Trockenheit und Baumsterben Wie der Klimawandel Pilzen zusetzt
Trockenheit, Erderwärmung, Baumsterben: Pilze sind auf vielfältige Weise vom Klimawandel betroffen. Einige Arten dürften verschwinden, neue - auch giftige - hinzukommen. Und die Pilzsaison verschiebt sich.
Haben Bäume Probleme, bekommen auch Pilze Probleme - das beobachten immer mehr Pilzsachverständige in Deutschland. Denn die Pilze leben in einer engen Gemeinschaft mit den Bäumen. Das unterirdische Geflecht liefert den Bäumen Nährstoffe, im Gegenzug gibt es für die Pilze Zucker. Dieser Vorgang nennt sich Mykorrhiza.
Doch wenn es dem Baum schlecht geht oder er gar abstirbt, hat dies große Auswirkungen auch auf die Pilze. Der saarländische Pilzsachverständige Harry Regin beobachtet das bei der Fichte. Immer mehr Bäume sterben wegen Dürre und Trockenheit. Betroffen sind große Teile von Südwestdeutschland und andere Gebiete wie im Harz und in Ostdeutschland. Damit haben Pilzarten wie der Fichtenreizker es immer schwerer.
Gewinner und Verlierer
Der Pilzexperte hat beobachtet, dass es nach dem Tod des Baumes eine Art Pilzexplosion gibt. Ein oder zwei Jahre lang bilden sich viele Fruchtkörper. Dadurch entstehen auch viele Sporen, die mit dem Wind weiter getragen werden. So können die Sporen einen neuen Baum finden, mit dem der Pilz in Symbiose weiter leben kann. Ein System, das normalerweise funktioniert.
Doch durch die jüngste Trockenperiode ist das System aus der Balance: Weil viele Fichten beispielsweise derzeit stark unter Stress leiden und dezimiert werden, finden die Sporen keinen neuen Baum. Das bedeutet: Der Pilz kann ohne diesen Partner in der Region, in der er bisher gelebt hat, aussterben.

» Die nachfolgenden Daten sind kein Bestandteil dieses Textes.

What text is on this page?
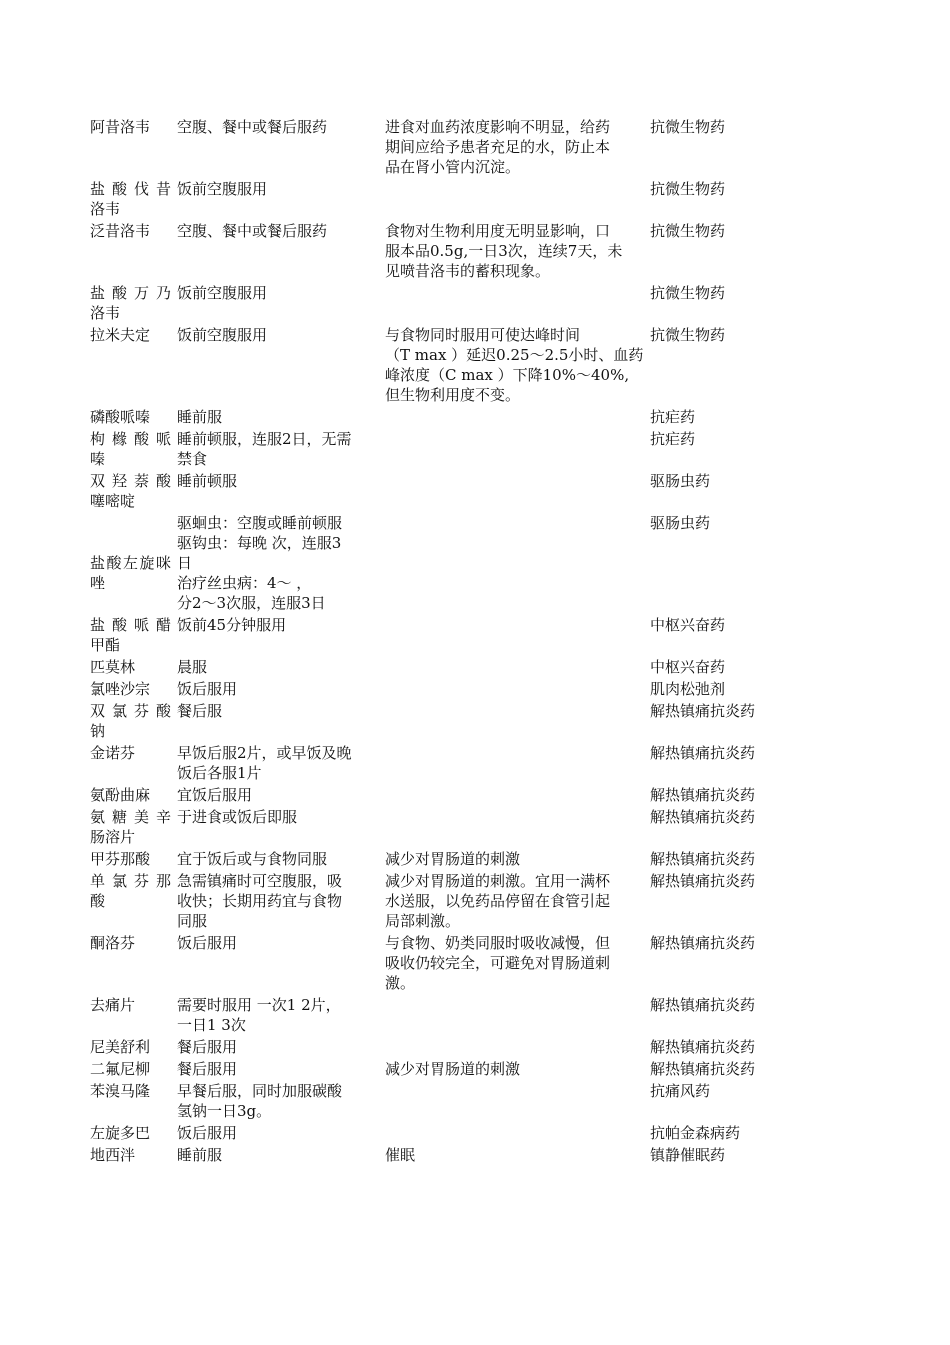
阿昔洛韦	空腹、餐中或餐后服药	进食对血药浓度影响不明显，给药
期间应给予患者充足的水，防止本
品在肾小管内沉淀。	抗微生物药

盐 酸 伐 昔
洛韦	饭前空腹服用		抗微生物药

泛昔洛韦	空腹、餐中或餐后服药	食物对生物利用度无明显影响，口
服本品0.5g,一日3次，连续7天，未
见喷昔洛韦的蓄积现象。	抗微生物药

盐 酸 万 乃
洛韦	饭前空腹服用		抗微生物药

拉米夫定	饭前空腹服用	与食物同时服用可使达峰时间
（T max ）延迟0.25～2.5小时、血药
峰浓度（C max ）下降10%～40%,
但生物利用度不变。	抗微生物药

磷酸哌嗪	睡前服		抗疟药

枸 橼 酸 哌
嗪	睡前顿服，连服2日，无需
禁食		抗疟药

双 羟 萘 酸
噻嘧啶	睡前顿服		驱肠虫药

盐酸左旋咪唑	驱蛔虫：空腹或睡前顿服
驱钩虫：每晚 次，连服3
日
治疗丝虫病：4～ ，
分2～3次服，连服3日		驱肠虫药

盐 酸 哌 醋
甲酯	饭前45分钟服用		中枢兴奋药

匹莫林	晨服		中枢兴奋药

氯唑沙宗	饭后服用		肌肉松弛剂

双 氯 芬 酸
钠	餐后服		解热镇痛抗炎药

金诺芬	早饭后服2片，或早饭及晚
饭后各服1片		解热镇痛抗炎药

氨酚曲麻	宜饭后服用		解热镇痛抗炎药

氨 糖 美 辛
肠溶片	于进食或饭后即服		解热镇痛抗炎药

甲芬那酸	宜于饭后或与食物同服	减少对胃肠道的刺激	解热镇痛抗炎药

单 氯 芬 那
酸	急需镇痛时可空腹服，吸
收快；长期用药宜与食物
同服	减少对胃肠道的刺激。宜用一满杯
水送服，以免药品停留在食管引起
局部刺激。	解热镇痛抗炎药

酮洛芬	饭后服用	与食物、奶类同服时吸收减慢，但
吸收仍较完全，可避免对胃肠道刺
激。	解热镇痛抗炎药

去痛片	需要时服用 一次1 2片，
一日1 3次		解热镇痛抗炎药

尼美舒利	餐后服用		解热镇痛抗炎药

二氟尼柳	餐后服用	减少对胃肠道的刺激	解热镇痛抗炎药

苯溴马隆	早餐后服，同时加服碳酸
氢钠一日3g。		抗痛风药

左旋多巴	饭后服用		抗帕金森病药

地西泮	睡前服	催眠	镇静催眠药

Doch es gibt nicht nur Verlierer, sondern auch Gewinner des Klimawandels. Das gilt besonders für die Arten, die sich auf Totholz spezialisiert haben. So zum Beispiel der Riesenporling: Er verträgt die steigenden Temperaturen gut - und da durch den Klimawandel mehr Bäume absterben, kann er sich leichter ausbreiten. Schließlich gibt es genug Totholz, aus dem er genügend Nährstoffe ziehen kann.
Die Trockenheit der vergangenen Jahre hat den Wäldern geschadet - und damit auch den Pilzen.
Neue Pilzarten wandern nach Deutschland ein
Die Deutsche Gesellschaft für Mykologie, also die Deutsche Pilzgesellschaft, beobachtet, dass es auch bei den Pilzen Klimaeinwanderer gibt. Arten, die sonst im Mittelmeerraum oder südlich der Alpen wachsen, haben inzwischen auch nördlich der Alpen Fuß gefasst. Als zusätzlicher Speisepilz ist der Kaiserling an einigen Orten in Baden-Württemberg, Hessen, Rheinland-Pfalz und im Saarland zu finden.
Doch nicht nur die essbaren Einwanderer sind im Kommen - das gleiche gilt auch für giftige Arten wie dem falschen Wiesen-Champignon. Er hat eine große Ähnlichkeit zum Speisepilz und kann Magen- und Darmprobleme verursachen.
Klimawandel verlängert die Pilzsaison
Der Frühstart der Pilze in diesem Jahr kam durch das nass-warme Wetter. Doch der Trend geht in die andere Richtung. Hitze und Trockenheit verzögern zwar immer häufiger den Sommer-Start in die Pilzsaison, doch dafür können die Pilze länger gesammelt werden. Der Grund: Erst wenn die richtige Mischung von Nässe und Wärme da ist, wachsen die Pilze.
So kommt es, dass die Fruchtkörper häufiger im Spätherbst kräftig sprießen. Die milden Temperaturen führen aber dann dazu, dass man noch teilweise im November Pilze sammeln kann. So zum Beispiel den Austernseitling oder Maronenröhrling sowie den Steinpilz.
Pilze als Kohlenstoffspeicher
Doch die Pilze sind nicht nur Opfer des Klimawandels - sie spielen anscheinend auch eine große Rolle beim Kampf dagegen. Eine Studie der Universität Kapstadt kommt zum Ergebnis, dass Wurzelpilze eine große Menge an CO2 speichern: umgerechnet mehr als 35 Prozent der jährlichen CO2-Emissionen aus dem Verkehr. Die Wissenschaftler kommen daher zu dem Schluss, dass der Einfluss der Pilze auf das Klima und den Klimawandel bisher unterschätzt wurde.